Day 56 took us from our camp site between Ulugqat and the Chinese border, to a mountain camp in Kyrgyzstan. The next day we cycled from camp to Sary Tas, the first and for us the only village in Kyrgyzstan, where we stayed in a ‘homestay’. This was one of my best cycle days ever! What a great country Kyrgyzstan is!
The first day in Kyrgyzstan was such a change! After crossing the Kyrgyzstan border, the cycling experience totally changed. All of a sudden I was riding on a decant road, no construction work, and with just a few trucks the whole day. The lack of trucks was probably caused due to the border which is closed on Saturday and Sunday but I didn’t mind! It was a relief! And then the landscape: green, lots of flowers along the road side, great mountain views! There were some long steep climbs and quite often were there sign saying ‘8% climb ahead’. The wind didn’t make it easier, but then again, I was really enjoying this! Due to the diarrhea I was still a bit weak so I arrived in camp late in the afternoon. Another relief: no sand or dust! We were camping on real grassland!
The second day in Kyrgyzstan was one of the best days so far! 7 Kilometer out of camp I stopped and walked through a little valley into some snow. Still remembering the Chinese desert, it was such a great feeling to sit in the cold cold snow! You can’t imagine! The little hill was full of all sorts of flowers so I took my time before going back to the road. It’s going to be a long day J. Back on the road I noticed some flowers I haven’t seen before so I went down to have a look. And guess what? I also noticed some wild tulips! With no tools other than a rock I was able to dig out 3 tulip bulbs! So happy! This was the only real souvenir I was hoping to find along the silk route.
The tulip originally comes from the Tien Shan and Pamir mountain range, just along our route! It is said that the tulip traveled along the Silk Route to Istanbul and from there into Europe. Carolus Clusius planted tulips at the Imperial Botanical Gardens of Vienna in 1573 and later at the Leiden University’s newly established Hortus Botanicus, where he was appointed director. There he planted some of his tulip bulbs in late 1593. As a result, 1594 is considered the official date of the tulip’s first flowering in the Netherlands, despite reports of the flowers being cultivated in private gardens in Antwerp and Amsterdam two or three decades earlier. These tulips at Leiden would eventually lead to both Tulip mania and the commercial tulip industry in Holland.
There were not that many tulips I could find, flowering season was three months ago, and digging them out with just a rock was quite difficult. But I was happy with three bulbs! Just when I was ready, Emma and my favorite Australian, Dudley, came around the corner. Proud as I was I showed them my 3 tulip bulbs. It’s really something to have some real wild tulips in my garden (which we’ll have in our next house ;-). Together we went to the snow and had great fun. Australians don’t know how to throw snow balls so I demonstrated to Dudley how it’s done! But Australians do learn fast! At this altitude, approx. 2800 meter, we were quickly exhausted, so we went down and lay in the grass admiring all the different flowers and talking about everything and nothing in particular. After more than 1 hour it was time to get up and continue our tour. We’ve only done 7 km and had more than 100 km to go…

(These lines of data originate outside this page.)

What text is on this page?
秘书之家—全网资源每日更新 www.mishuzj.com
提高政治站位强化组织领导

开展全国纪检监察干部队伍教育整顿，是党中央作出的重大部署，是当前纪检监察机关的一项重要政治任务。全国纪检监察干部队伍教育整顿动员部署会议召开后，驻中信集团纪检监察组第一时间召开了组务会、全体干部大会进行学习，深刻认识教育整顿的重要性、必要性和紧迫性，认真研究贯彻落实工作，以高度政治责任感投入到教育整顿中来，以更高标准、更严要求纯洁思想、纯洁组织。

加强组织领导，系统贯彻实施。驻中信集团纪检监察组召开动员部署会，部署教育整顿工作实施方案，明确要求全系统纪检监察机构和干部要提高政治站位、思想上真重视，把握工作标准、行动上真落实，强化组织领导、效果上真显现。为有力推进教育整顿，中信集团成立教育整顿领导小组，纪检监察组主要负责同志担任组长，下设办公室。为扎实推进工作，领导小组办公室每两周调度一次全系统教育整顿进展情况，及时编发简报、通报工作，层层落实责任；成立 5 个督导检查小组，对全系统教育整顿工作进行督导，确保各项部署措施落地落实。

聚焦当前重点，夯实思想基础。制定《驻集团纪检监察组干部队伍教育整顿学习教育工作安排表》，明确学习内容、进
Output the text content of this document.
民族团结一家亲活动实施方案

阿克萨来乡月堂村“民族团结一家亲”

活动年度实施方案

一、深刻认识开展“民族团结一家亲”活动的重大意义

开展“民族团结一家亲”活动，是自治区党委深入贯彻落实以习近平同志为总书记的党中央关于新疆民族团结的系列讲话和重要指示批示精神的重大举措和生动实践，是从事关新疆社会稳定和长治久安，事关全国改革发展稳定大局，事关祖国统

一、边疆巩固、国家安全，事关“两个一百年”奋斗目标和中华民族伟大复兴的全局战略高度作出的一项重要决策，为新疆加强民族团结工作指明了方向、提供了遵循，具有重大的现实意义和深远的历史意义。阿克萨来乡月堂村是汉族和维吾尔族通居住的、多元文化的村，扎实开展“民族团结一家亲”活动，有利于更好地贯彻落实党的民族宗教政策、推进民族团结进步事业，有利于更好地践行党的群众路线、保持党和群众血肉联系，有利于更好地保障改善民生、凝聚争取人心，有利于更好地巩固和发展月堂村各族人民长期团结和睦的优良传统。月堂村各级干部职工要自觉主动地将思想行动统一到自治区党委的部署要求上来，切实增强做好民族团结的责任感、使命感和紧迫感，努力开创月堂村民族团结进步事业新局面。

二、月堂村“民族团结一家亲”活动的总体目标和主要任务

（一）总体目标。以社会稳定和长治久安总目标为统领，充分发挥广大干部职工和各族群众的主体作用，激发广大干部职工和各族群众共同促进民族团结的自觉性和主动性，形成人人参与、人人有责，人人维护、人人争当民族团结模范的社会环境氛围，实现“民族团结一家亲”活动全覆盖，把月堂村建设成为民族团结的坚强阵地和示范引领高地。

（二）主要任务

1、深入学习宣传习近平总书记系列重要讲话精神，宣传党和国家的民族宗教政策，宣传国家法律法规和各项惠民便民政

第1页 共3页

At the top of the next climb we met Catharina. She we doing the sweep today and she waited in the cold wind until we were finished laying in the warm sun. The four of us continued the ride and enjoying the spectacular views: the mountains with snow on top, the hundreds of sheep walking through the remote landscape, the yurts in the far distance and of course all the flowers along the road. As we climbed more, I didn’t see any more tulips unfortunately.
Somewhere along the road, with a great view on a few yurts, we stopped to eat Dudley’s sandwiches and my chocolate. It was such a great view to see the kinds play with a donkey with a sledge, that we went over to say hi. This family was so friendly and I was overwhelmed by their hospitality. They invited us for a second lunch: bread with some kind of mayonnaise/butter/yoghurt, yak butter, tea, some kind of fermented horse milk (it wasn’t my favorite milk, but I did my best and drunk half of the bowl) and watermelon. The inside of the yurt was beautifully decorated with carpets and paint, something I never expected.
So, quite late in the afternoon we arrived in Sary Tas. A small village with nothing to do. A great place for a rest day! Instead of the Chinese hotels we stayed in a so called ‘homestay’. Basically a house with some additional extra-large rooms with ‘beds’ (sleeping on the ground). I shared one of the old rooms with Bob, and after a day like this, I slept really well!